A tensão pela posse da terra no extremo norte do Tocantins ganhou um novo capítulo nesta semana. Famílias do acampamento Irmã Dorothy ocuparam o Loteamento Praia Chata 1ª Parte (Lote 15P), uma área de domínio da União localizada em São Sebastião do Tocantins. A ação busca pressionar o Governo Federal pela criação imediata de um assentamento rural, transformando o que os movimentos sociais denunciam como um cenário de especulação imobiliária em moradia e produção para trabalhadores sem-terra.
A ação camponesa revela uma contradição administrativa grave: o território já possui a Portaria nº 1.684, de 13 de março de 2026, que aprova a criação do assentamento no local, mas a área permanecia sem famílias assentadas e à mercê da especulação imobiliária e do assédio de latifundiários da região.
Ao ocupar os 986,1878 hectares do imóvel denominado Lote 15P, os trabalhadores rurais pressionam o Instituto Nacional de Colonização e Reforma Agrária (INCRA) para que a legalidade da portaria se transforme, enfim, em realidade social. A área está Situado entre Araguaína, Augustinópolis, Sampaio e Buriti do Tocantins.

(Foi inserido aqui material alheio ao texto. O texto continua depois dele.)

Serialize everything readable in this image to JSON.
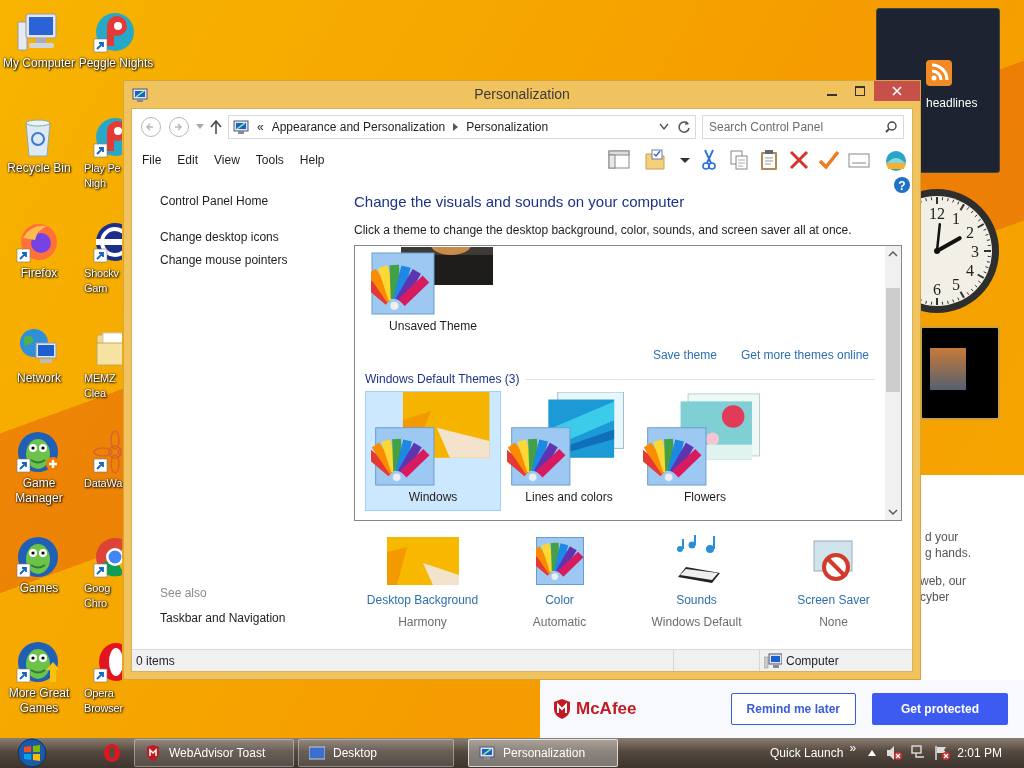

A ocupação ocorreu na madrugada desta terça-feira (14), durante a jornada de lutas que marca os 30 anos do Massacre de Eldorado dos Carajás, simbolizando um basta ao abandono das terras da União. As famílias denunciam que o Lote 15P, terra publica da União, mesmo declarado de interesse social e com código SIPRA TO0487000, vinha sendo objeto de cobiça do poder econômico local, funcionando como um estoque de terras para o agronegócio enquanto a Reforma Agrária permanecia apenas no papel. Nesse sentido, as famílias Sem Terra do acampamento Irmã Dorothy reforçam a denúncia contra o sistema que permite que áreas destinadas ao povo camponês continuem vulneráveis ao assédio e à destruição ambiental.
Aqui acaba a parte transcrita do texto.